La troisième réforme de l'imposition des entreprises (RIE III) sera bénéfique aux communes, contrairement à ce qu'affirment les socialistes! La mise en place d'une fiscalité moderne à l'égard des sociétés va en effet stimuler leur activité et donc l'emploi. Soumise à votation le 12 février prochain, cette réforme garantit donc que notre économie reste prospère, ce qui devrait être le principal souci des responsables des collectivités locales.

A mille lieux de ces préoccupations, le Parti socialiste (PS) préfère polémiquer sur des chiffres imaginaires… Dimanche, il dénonçait  le manque de données fournies par la Confédération concernant l'impact de la RIE III sur les recettes fiscales des collectivités locales, avançant ses propres estimations. En fait, Berne ne fait que dire la vérité: il n'est pas possible de chiffrer précisément les effets de cette réforme sur les quelque 2300 communes suisses.

"Je diminue le taux d'impôt des bénéfices des entreprises, donc les recettes fiscales diminuent…", affirme le PS. Mais ce n'est pas si simple, comme la deuxième réforme de la fiscalité des entreprises – introduite en 2008 – l'a démontré.  Depuis cette date, les revenus d'impôts perçus auprès des sociétés ont poursuivi leur croissance, malgré plusieurs mesures simultanées d'abaissement de la charge fiscale.

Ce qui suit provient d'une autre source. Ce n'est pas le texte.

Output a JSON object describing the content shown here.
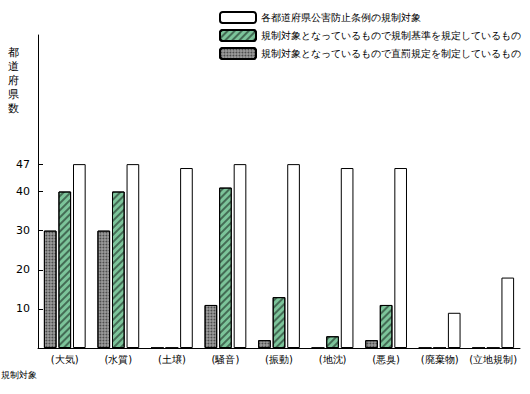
{
  "chart_data": {
    "type": "bar",
    "x_label": "規制対象",
    "y_label": "都道府県数",
    "categories": [
      "(大気)",
      "(水質)",
      "(土壌)",
      "(騒音)",
      "(振動)",
      "(地沈)",
      "(悪臭)",
      "(廃棄物)",
      "(立地規制)"
    ],
    "series": [
      {
        "name": "各都道府県公害防止条例の規制対象",
        "color": "#ffffff",
        "values": [
          47,
          47,
          46,
          47,
          47,
          46,
          46,
          9,
          18
        ]
      },
      {
        "name": "規制対象となっているもので規制基準を規定しているもの",
        "color": "#7cc49a",
        "values": [
          40,
          40,
          0,
          41,
          13,
          3,
          11,
          0,
          0
        ]
      },
      {
        "name": "規制対象となっているもので直罰規定を制定しているもの",
        "color": "#9a9a9a",
        "values": [
          30,
          30,
          0,
          11,
          2,
          0,
          2,
          0,
          0
        ]
      }
    ],
    "ylim": [
      0,
      80
    ],
    "yticks": [
      10,
      20,
      30,
      40,
      47
    ],
    "grid": false,
    "legend": "upper right"
  }
}
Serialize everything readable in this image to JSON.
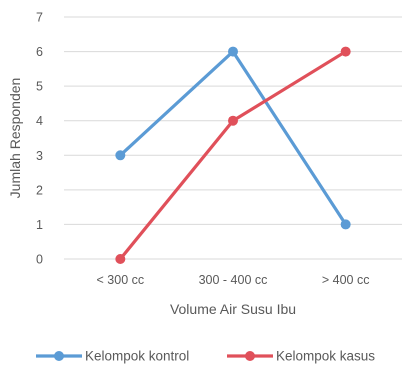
{
  "chart_data": {
    "type": "line",
    "title": "",
    "xlabel": "Volume Air Susu Ibu",
    "ylabel": "Jumlah Responden",
    "categories": [
      "< 300 cc",
      "300 - 400 cc",
      "> 400 cc"
    ],
    "ylim": [
      0,
      7
    ],
    "yticks": [
      "0",
      "1",
      "2",
      "3",
      "4",
      "5",
      "6",
      "7"
    ],
    "grid": true,
    "legend_position": "bottom",
    "series": [
      {
        "name": "Kelompok kontrol",
        "values": [
          3,
          6,
          1
        ],
        "color": "#5B9BD5"
      },
      {
        "name": "Kelompok kasus",
        "values": [
          0,
          4,
          6
        ],
        "color": "#E0505A"
      }
    ]
  }
}
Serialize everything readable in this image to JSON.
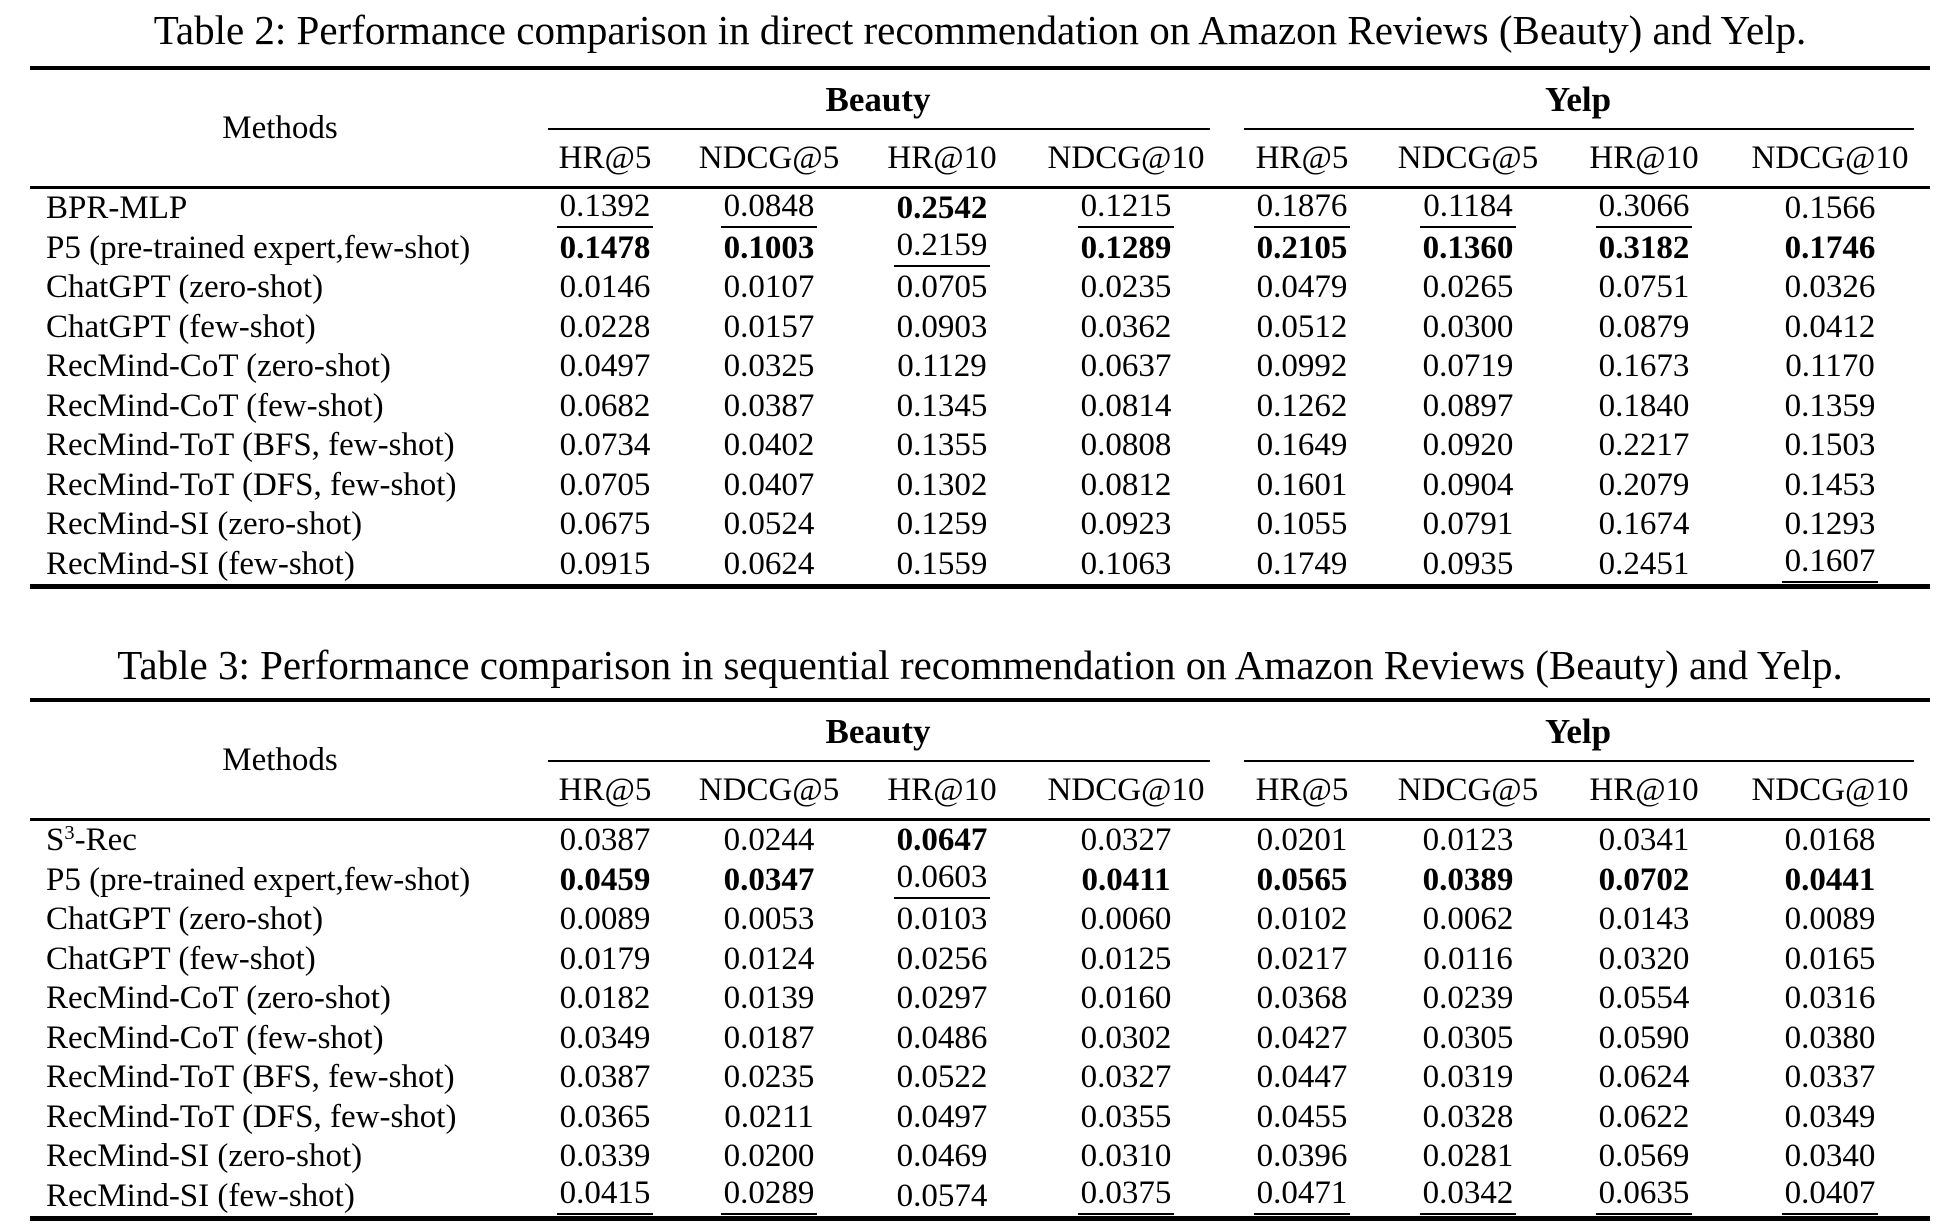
{
  "page": {
    "background": "#ffffff",
    "text_color": "#000000",
    "rule_color": "#000000"
  },
  "tables": [
    {
      "caption": "Table 2: Performance comparison in direct recommendation on Amazon Reviews (Beauty) and Yelp.",
      "methods_header": "Methods",
      "col_groups": [
        {
          "label": "Beauty"
        },
        {
          "label": "Yelp"
        }
      ],
      "metric_headers": [
        "HR@5",
        "NDCG@5",
        "HR@10",
        "NDCG@10",
        "HR@5",
        "NDCG@5",
        "HR@10",
        "NDCG@10"
      ],
      "rows": [
        {
          "method": "BPR-MLP",
          "cells": [
            {
              "v": "0.1392",
              "u": true
            },
            {
              "v": "0.0848",
              "u": true
            },
            {
              "v": "0.2542",
              "b": true
            },
            {
              "v": "0.1215",
              "u": true
            },
            {
              "v": "0.1876",
              "u": true
            },
            {
              "v": "0.1184",
              "u": true
            },
            {
              "v": "0.3066",
              "u": true
            },
            {
              "v": "0.1566"
            }
          ]
        },
        {
          "method": "P5 (pre-trained expert,few-shot)",
          "cells": [
            {
              "v": "0.1478",
              "b": true
            },
            {
              "v": "0.1003",
              "b": true
            },
            {
              "v": "0.2159",
              "u": true
            },
            {
              "v": "0.1289",
              "b": true
            },
            {
              "v": "0.2105",
              "b": true
            },
            {
              "v": "0.1360",
              "b": true
            },
            {
              "v": "0.3182",
              "b": true
            },
            {
              "v": "0.1746",
              "b": true
            }
          ]
        },
        {
          "method": "ChatGPT (zero-shot)",
          "cells": [
            {
              "v": "0.0146"
            },
            {
              "v": "0.0107"
            },
            {
              "v": "0.0705"
            },
            {
              "v": "0.0235"
            },
            {
              "v": "0.0479"
            },
            {
              "v": "0.0265"
            },
            {
              "v": "0.0751"
            },
            {
              "v": "0.0326"
            }
          ]
        },
        {
          "method": "ChatGPT (few-shot)",
          "cells": [
            {
              "v": "0.0228"
            },
            {
              "v": "0.0157"
            },
            {
              "v": "0.0903"
            },
            {
              "v": "0.0362"
            },
            {
              "v": "0.0512"
            },
            {
              "v": "0.0300"
            },
            {
              "v": "0.0879"
            },
            {
              "v": "0.0412"
            }
          ]
        },
        {
          "method": "RecMind-CoT (zero-shot)",
          "cells": [
            {
              "v": "0.0497"
            },
            {
              "v": "0.0325"
            },
            {
              "v": "0.1129"
            },
            {
              "v": "0.0637"
            },
            {
              "v": "0.0992"
            },
            {
              "v": "0.0719"
            },
            {
              "v": "0.1673"
            },
            {
              "v": "0.1170"
            }
          ]
        },
        {
          "method": "RecMind-CoT (few-shot)",
          "cells": [
            {
              "v": "0.0682"
            },
            {
              "v": "0.0387"
            },
            {
              "v": "0.1345"
            },
            {
              "v": "0.0814"
            },
            {
              "v": "0.1262"
            },
            {
              "v": "0.0897"
            },
            {
              "v": "0.1840"
            },
            {
              "v": "0.1359"
            }
          ]
        },
        {
          "method": "RecMind-ToT (BFS, few-shot)",
          "cells": [
            {
              "v": "0.0734"
            },
            {
              "v": "0.0402"
            },
            {
              "v": "0.1355"
            },
            {
              "v": "0.0808"
            },
            {
              "v": "0.1649"
            },
            {
              "v": "0.0920"
            },
            {
              "v": "0.2217"
            },
            {
              "v": "0.1503"
            }
          ]
        },
        {
          "method": "RecMind-ToT (DFS, few-shot)",
          "cells": [
            {
              "v": "0.0705"
            },
            {
              "v": "0.0407"
            },
            {
              "v": "0.1302"
            },
            {
              "v": "0.0812"
            },
            {
              "v": "0.1601"
            },
            {
              "v": "0.0904"
            },
            {
              "v": "0.2079"
            },
            {
              "v": "0.1453"
            }
          ]
        },
        {
          "method": "RecMind-SI (zero-shot)",
          "cells": [
            {
              "v": "0.0675"
            },
            {
              "v": "0.0524"
            },
            {
              "v": "0.1259"
            },
            {
              "v": "0.0923"
            },
            {
              "v": "0.1055"
            },
            {
              "v": "0.0791"
            },
            {
              "v": "0.1674"
            },
            {
              "v": "0.1293"
            }
          ]
        },
        {
          "method": "RecMind-SI (few-shot)",
          "cells": [
            {
              "v": "0.0915"
            },
            {
              "v": "0.0624"
            },
            {
              "v": "0.1559"
            },
            {
              "v": "0.1063"
            },
            {
              "v": "0.1749"
            },
            {
              "v": "0.0935"
            },
            {
              "v": "0.2451"
            },
            {
              "v": "0.1607",
              "u": true
            }
          ]
        }
      ]
    },
    {
      "caption": "Table 3: Performance comparison in sequential recommendation on Amazon Reviews (Beauty) and Yelp.",
      "methods_header": "Methods",
      "col_groups": [
        {
          "label": "Beauty"
        },
        {
          "label": "Yelp"
        }
      ],
      "metric_headers": [
        "HR@5",
        "NDCG@5",
        "HR@10",
        "NDCG@10",
        "HR@5",
        "NDCG@5",
        "HR@10",
        "NDCG@10"
      ],
      "rows": [
        {
          "method": "S|3|-Rec",
          "cells": [
            {
              "v": "0.0387"
            },
            {
              "v": "0.0244"
            },
            {
              "v": "0.0647",
              "b": true
            },
            {
              "v": "0.0327"
            },
            {
              "v": "0.0201"
            },
            {
              "v": "0.0123"
            },
            {
              "v": "0.0341"
            },
            {
              "v": "0.0168"
            }
          ]
        },
        {
          "method": "P5 (pre-trained expert,few-shot)",
          "cells": [
            {
              "v": "0.0459",
              "b": true
            },
            {
              "v": "0.0347",
              "b": true
            },
            {
              "v": "0.0603",
              "u": true
            },
            {
              "v": "0.0411",
              "b": true
            },
            {
              "v": "0.0565",
              "b": true
            },
            {
              "v": "0.0389",
              "b": true
            },
            {
              "v": "0.0702",
              "b": true
            },
            {
              "v": "0.0441",
              "b": true
            }
          ]
        },
        {
          "method": "ChatGPT (zero-shot)",
          "cells": [
            {
              "v": "0.0089"
            },
            {
              "v": "0.0053"
            },
            {
              "v": "0.0103"
            },
            {
              "v": "0.0060"
            },
            {
              "v": "0.0102"
            },
            {
              "v": "0.0062"
            },
            {
              "v": "0.0143"
            },
            {
              "v": "0.0089"
            }
          ]
        },
        {
          "method": "ChatGPT (few-shot)",
          "cells": [
            {
              "v": "0.0179"
            },
            {
              "v": "0.0124"
            },
            {
              "v": "0.0256"
            },
            {
              "v": "0.0125"
            },
            {
              "v": "0.0217"
            },
            {
              "v": "0.0116"
            },
            {
              "v": "0.0320"
            },
            {
              "v": "0.0165"
            }
          ]
        },
        {
          "method": "RecMind-CoT (zero-shot)",
          "cells": [
            {
              "v": "0.0182"
            },
            {
              "v": "0.0139"
            },
            {
              "v": "0.0297"
            },
            {
              "v": "0.0160"
            },
            {
              "v": "0.0368"
            },
            {
              "v": "0.0239"
            },
            {
              "v": "0.0554"
            },
            {
              "v": "0.0316"
            }
          ]
        },
        {
          "method": "RecMind-CoT (few-shot)",
          "cells": [
            {
              "v": "0.0349"
            },
            {
              "v": "0.0187"
            },
            {
              "v": "0.0486"
            },
            {
              "v": "0.0302"
            },
            {
              "v": "0.0427"
            },
            {
              "v": "0.0305"
            },
            {
              "v": "0.0590"
            },
            {
              "v": "0.0380"
            }
          ]
        },
        {
          "method": "RecMind-ToT (BFS, few-shot)",
          "cells": [
            {
              "v": "0.0387"
            },
            {
              "v": "0.0235"
            },
            {
              "v": "0.0522"
            },
            {
              "v": "0.0327"
            },
            {
              "v": "0.0447"
            },
            {
              "v": "0.0319"
            },
            {
              "v": "0.0624"
            },
            {
              "v": "0.0337"
            }
          ]
        },
        {
          "method": "RecMind-ToT (DFS, few-shot)",
          "cells": [
            {
              "v": "0.0365"
            },
            {
              "v": "0.0211"
            },
            {
              "v": "0.0497"
            },
            {
              "v": "0.0355"
            },
            {
              "v": "0.0455"
            },
            {
              "v": "0.0328"
            },
            {
              "v": "0.0622"
            },
            {
              "v": "0.0349"
            }
          ]
        },
        {
          "method": "RecMind-SI (zero-shot)",
          "cells": [
            {
              "v": "0.0339"
            },
            {
              "v": "0.0200"
            },
            {
              "v": "0.0469"
            },
            {
              "v": "0.0310"
            },
            {
              "v": "0.0396"
            },
            {
              "v": "0.0281"
            },
            {
              "v": "0.0569"
            },
            {
              "v": "0.0340"
            }
          ]
        },
        {
          "method": "RecMind-SI (few-shot)",
          "cells": [
            {
              "v": "0.0415",
              "u": true
            },
            {
              "v": "0.0289",
              "u": true
            },
            {
              "v": "0.0574"
            },
            {
              "v": "0.0375",
              "u": true
            },
            {
              "v": "0.0471",
              "u": true
            },
            {
              "v": "0.0342",
              "u": true
            },
            {
              "v": "0.0635",
              "u": true
            },
            {
              "v": "0.0407",
              "u": true
            }
          ]
        }
      ]
    }
  ]
}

Que se passera-t-il en réalité avec la RIE III? Les outils prévus par cette réforme, comme la patent box ou les déductions accordées aux entreprises qui font de la recherche et développement (R&D), stimuleront l'innovation et renforceront la valeur de la propriété intellectuelle dans notre pays. Au passage, cela va dans le sens d'une croissance durable et intelligente.

Les opposants se contredisent

Quant à la baisse du taux d'imposition (qui passera de 22,5 à 13,8% dans le canton de Vaud), elle permettra aux PME d'investir ou d'embaucher davantage. Tant la Confédération que les cantons et les communes s'y retrouveront. La première tire plus de 5 milliards de francs d'impôts fédéral direct (IFD) des entreprises à statuts spéciaux (soit la moitié de ce que lui paient les sociétés). Les seconds disposeront d'une redistribution dépassant 1 milliard de franc de la part de la Confédération. Les troisièmes auront l'assurance que les multinationales à régimes spéciaux ne quitteront pas le pays, ce qui pérennise les revenus fiscaux de leurs habitants. Plus de 150'000 emplois dépendent des entreprises à statuts spéciaux, dont l'abolition, réclamée de longue date par le PS lui-même, constitue tout de même le cœur de la RIE III.

Et n'oublions pas qu'avec la disparition – inéluctable – de ces régimes d'exception (qui permettent d'imposer moins lourdement les revenus dégagés à l'étranger), le taux ordinaire d'imposition des entreprises internationales sera augmenté par rapport à celui dont elles s'acquittent actuellement. Pour certaines d'entre elles, la hausse dépassera les 60%.

Les approximations aventureuses et la myopie volontaire du PS font bien sûr partie du jeu, dans une campagne de votation. Mais les citoyennes et les citoyens méritent une information plus large que quelques chiffres lancés sur la base de calculs basés sur une économie supposée immuable. La réalité est tout autre: le tissu économique évolue constamment. La RIE III a été conçue pour perpétuer les succès de nos entreprises, pour le plus grand profit de tous!